A prefeitura resolveu dar férias ao rodízio municipal de veículos nas duas primeiras semanas de julho, liberando o acesso de 500 000 carros por dia ao centro expandido, onde vigora a proibição nos horários de pico. Péssima idéia. O que poderia significar uma boa notícia para os paulistanos, obrigados a deixar seu carro na garagem uma vez por semana no início da manhã e no fim da tarde, transformou-se num martírio. Na última segunda-feira (2), primeiro dia sem a restrição, a cidade enfrentou 140 quilômetros de vias congestionadas às 19 horas. Um aumento de 69% em relação à média de 83 quilômetros registrada nas segundas-feiras de julho do ano passado. Na terça, os engarrafamentos também não deram trégua. O dia começou com o dobro dos índices de lentidão para o período da manhã e terminou com 156 quilômetros. Mas o estrago maior veio na quarta-feira à tarde, quando São Paulo viveu o pior congestionamento do ano: 188 quilômetros. Mesmo diante do caos, o presidente da CET, Roberto Scaringella, continua firme na decisão de estender a medida até o próximo dia 13. “Os resultados estão dentro da nossa expectativa”, diz ele. Planeta Terra chamando…

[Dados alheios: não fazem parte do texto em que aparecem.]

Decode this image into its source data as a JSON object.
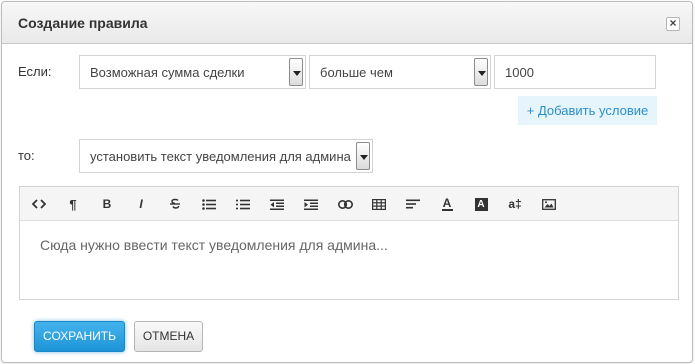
{
  "dialog": {
    "title": "Создание правила",
    "close_icon": "×"
  },
  "condition": {
    "if_label": "Если:",
    "field_value": "Возможная сумма сделки",
    "operator_value": "больше чем",
    "amount_value": "1000",
    "add_condition_label": "+ Добавить условие"
  },
  "action": {
    "then_label": "то:",
    "action_value": "установить текст уведомления для админа"
  },
  "editor": {
    "placeholder": "Сюда нужно ввести текст уведомления для админа...",
    "toolbar_icons": [
      "code-icon",
      "paragraph-icon",
      "bold-icon",
      "italic-icon",
      "strikethrough-icon",
      "unordered-list-icon",
      "ordered-list-icon",
      "outdent-icon",
      "indent-icon",
      "link-icon",
      "table-icon",
      "align-icon",
      "font-color-icon",
      "background-color-icon",
      "font-size-icon",
      "image-icon"
    ],
    "bold_glyph": "B",
    "italic_glyph": "I",
    "paragraph_glyph": "¶",
    "font_color_glyph": "A",
    "bg_color_glyph": "A",
    "font_size_glyph": "a‡"
  },
  "footer": {
    "save_label": "СОХРАНИТЬ",
    "cancel_label": "ОТМЕНА"
  },
  "colors": {
    "accent": "#1e94d7",
    "link": "#2a8fc9",
    "add_bg": "#e6f4fb"
  }
}
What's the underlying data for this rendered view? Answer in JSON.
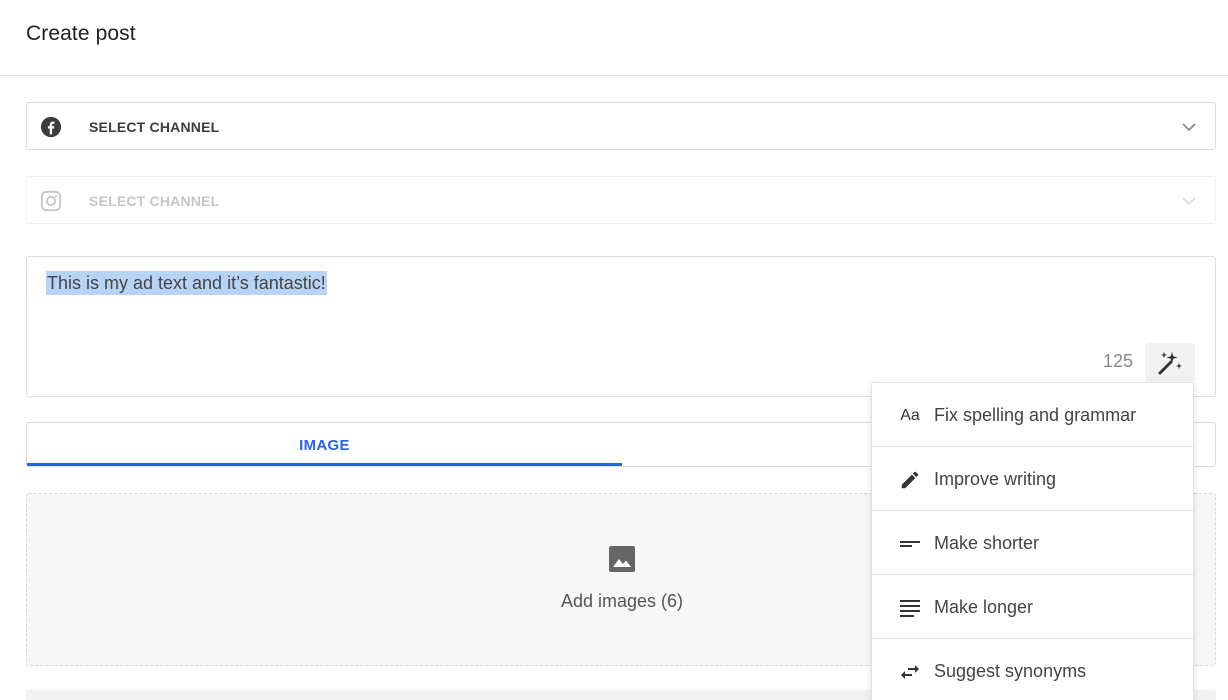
{
  "header": {
    "title": "Create post"
  },
  "channels": [
    {
      "icon": "facebook-icon",
      "label": "SELECT CHANNEL",
      "state": "enabled"
    },
    {
      "icon": "instagram-icon",
      "label": "SELECT CHANNEL",
      "state": "disabled"
    }
  ],
  "editor": {
    "text": "This is my ad text and it’s fantastic!",
    "char_count": "125",
    "ai_button_icon": "magic-wand-sparkles-icon"
  },
  "tabs": [
    {
      "label": "IMAGE",
      "active": true
    }
  ],
  "upload": {
    "icon": "image-icon",
    "label": "Add images (6)"
  },
  "ai_menu": {
    "items": [
      {
        "icon": "font-aa-icon",
        "icon_text": "Aa",
        "label": "Fix spelling and grammar"
      },
      {
        "icon": "pencil-icon",
        "label": "Improve writing"
      },
      {
        "icon": "short-text-icon",
        "label": "Make shorter"
      },
      {
        "icon": "long-text-icon",
        "label": "Make longer"
      },
      {
        "icon": "swap-arrows-icon",
        "label": "Suggest synonyms"
      }
    ]
  },
  "colors": {
    "accent": "#2563eb",
    "selection": "#b7d3f6",
    "border": "#dcdcdc"
  }
}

A infeliz proposta de acabar com a restrição surgiu durante reunião, em maio, entre o presidente da CET e o prefeito Gilberto Kassab. “Sugeri a experiência e o prefeito aprovou”, afirma Scaringella. “O objetivo é testar se podemos liberar a cidade do rodízio nas férias do meio do ano, mas só teremos uma avaliação depois do dia 13.” Quando foi implantado, em 1997, o rodízio municipal tirou 20% dos carros das ruas nos horários de pico. Impopular de início, a medida mostrou-se um alívio para os congestionamentos. Dez anos depois, o efeito foi praticamente anulado pelos 500 novos veículos que chegam às ruas todos os dias. Ou seja, para resgatar os benefícios de dez anos atrás, o rodízio teria de ser ampliado. “Essa suspensão vai contra a tendência mundial de restringir a circulação de veículos”, diz o engenheiro Jaime Waisman, doutor em trânsito e transporte pela USP. “São Paulo não pode ficar sem rodízio em hipótese alguma.”

Metrópoles como Bogotá e Cidade do México seguem orientação contrária à defendida pela dupla Scaringella-Kassab. Ampliaram o número de placas restritas de duas para quatro por dia. “Lá, 40% dos carros não circulam diariamente”, explica o engenheiro de transportes Elmir Germani, que presta consultoria a Bogotá na área de trânsito. Trata-se de uma medida polêmica e corajosa que, certamente, não está nos planos da prefeitura.